9 The how Requires very explicit computational processing mechanisms = models, models, models. Seems like the author has a bit of a preference towards the Interactive Activation model, which is based on both top-down and bottom-up processing of representations. Models seek to connect the what, where, and when to give us the how

10 What I got out of it Researchers have “pinpointed” the locations in the brain, but what does that do for us? Why should we care WHERE these things happen? (besides the obvious: deficits and injuries) We have all these models and now we can compare them to see which provide more realistic accounts of what’s going on during reading. There’s a lot going on in a lot of different places and we still don’t know enough, but we know much more than the blackbox answer!

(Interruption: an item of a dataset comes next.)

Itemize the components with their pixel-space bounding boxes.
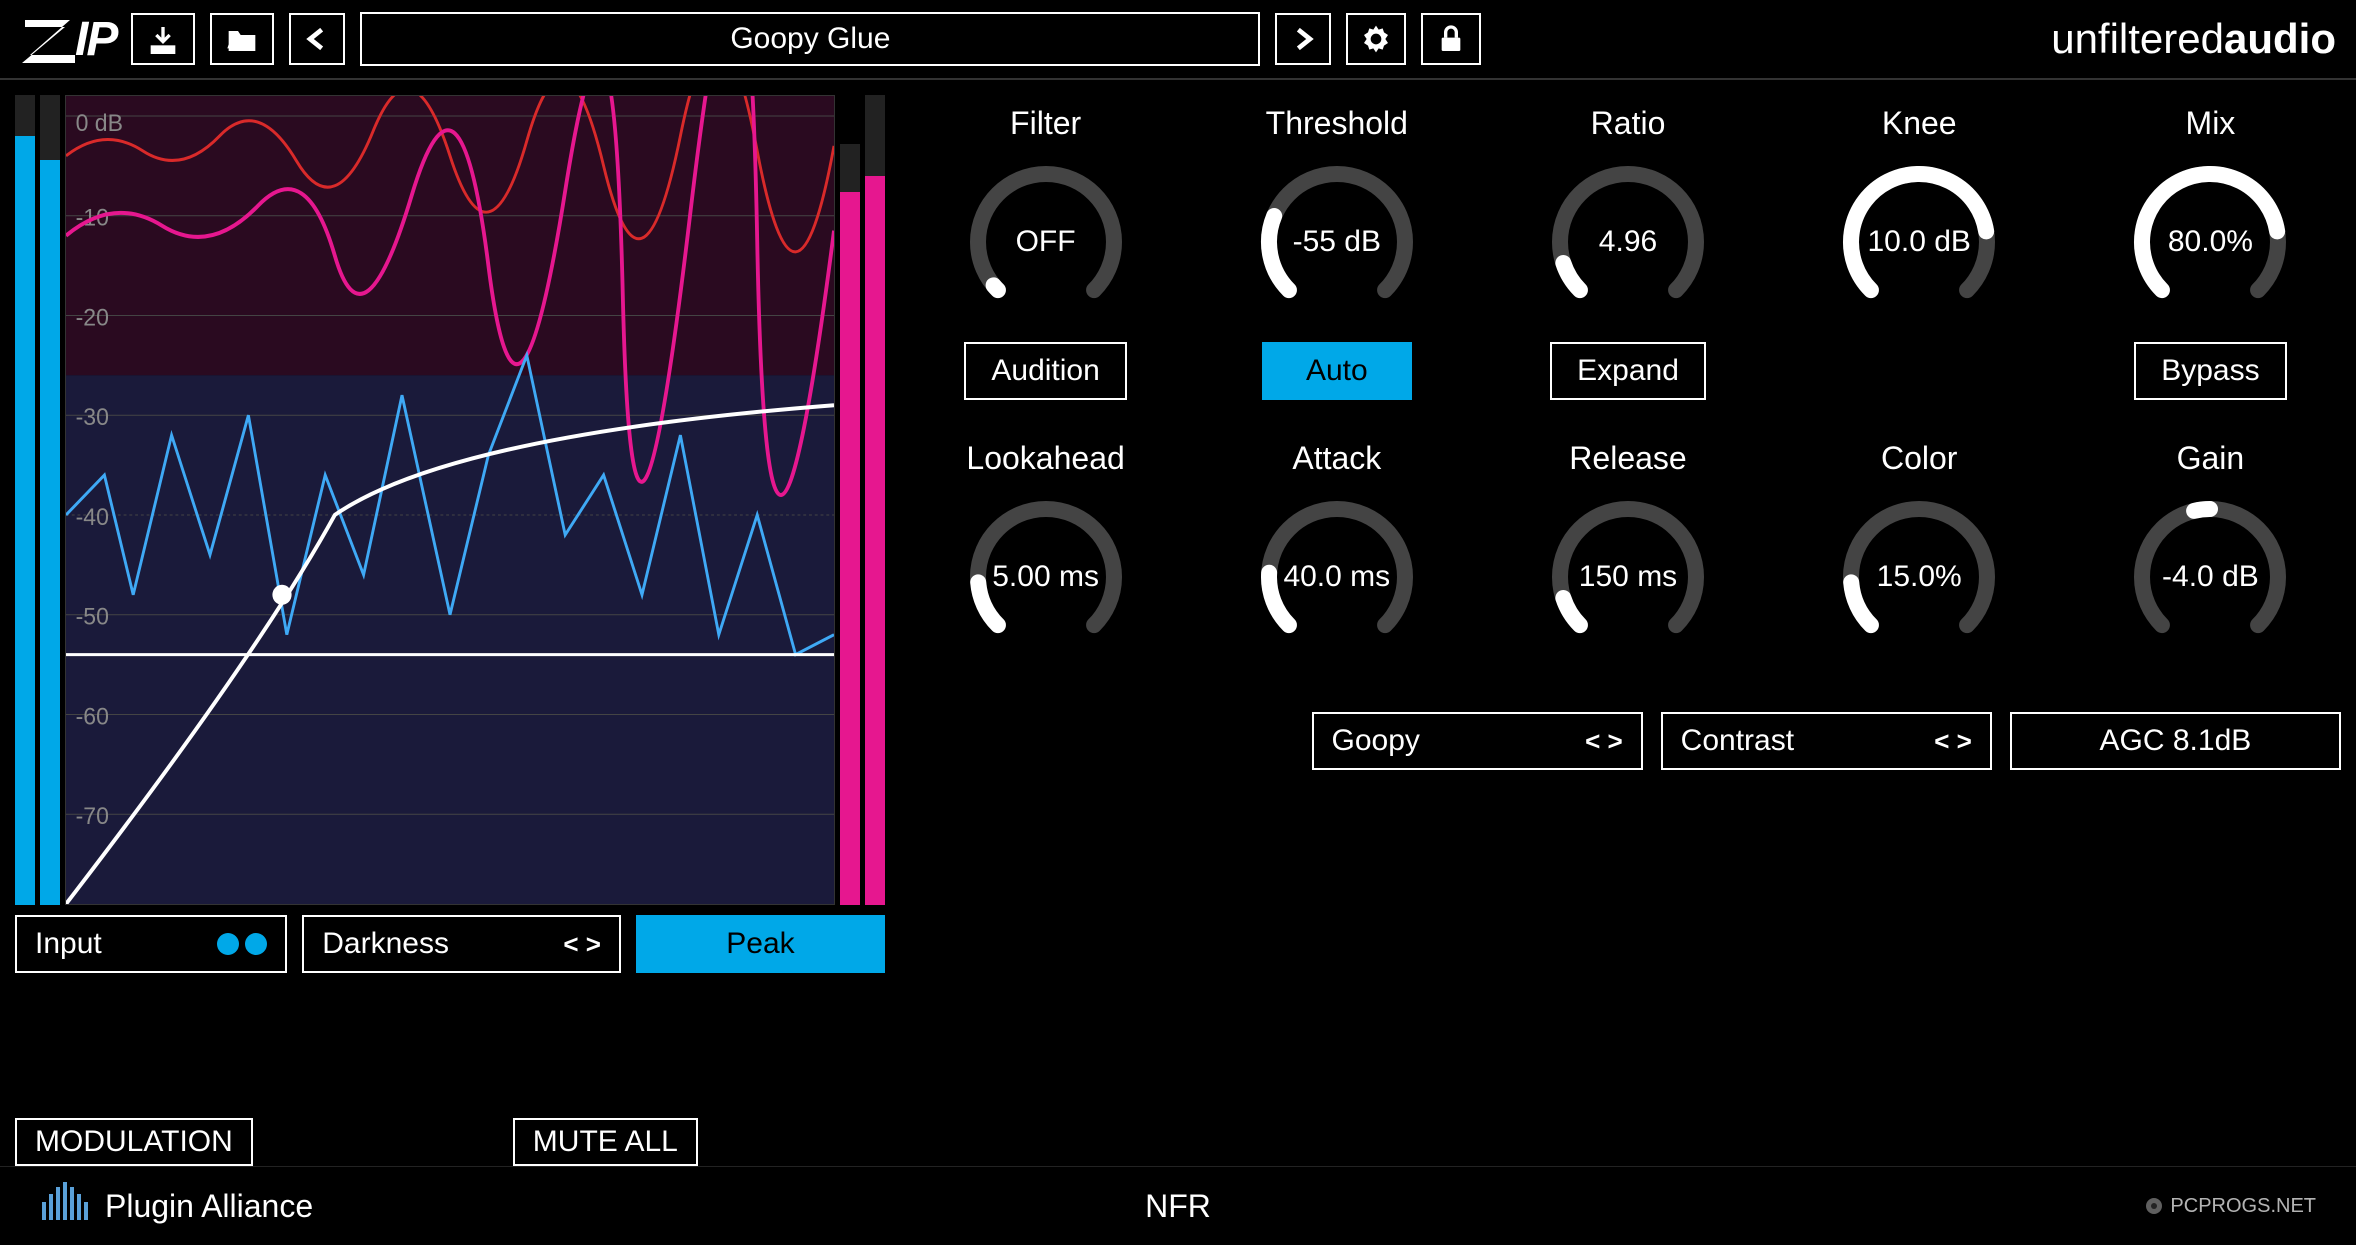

11 Shortcomings What’s going on in the other hemisphere??
They totally ignored the right side. I was hoping they would talk a little bit more about the development of these systems (as that’s my interest). Understandable for them to not talk about development because we don’t really understand what’s going on in the fully developed system to begin with. Maybe studying longitudinally throughout development could aid in figuring out these wh-q’s because we could see what changes and in what ways and at what points in literacy do we see these changes.

12 Question/Concerns What do the constraints of possessing different orthographic, phonological, and semantic representations have on visual word recognition in the case of bilingual and multilingual readers? How might these processes develop throughout literacy growth? What about syntax?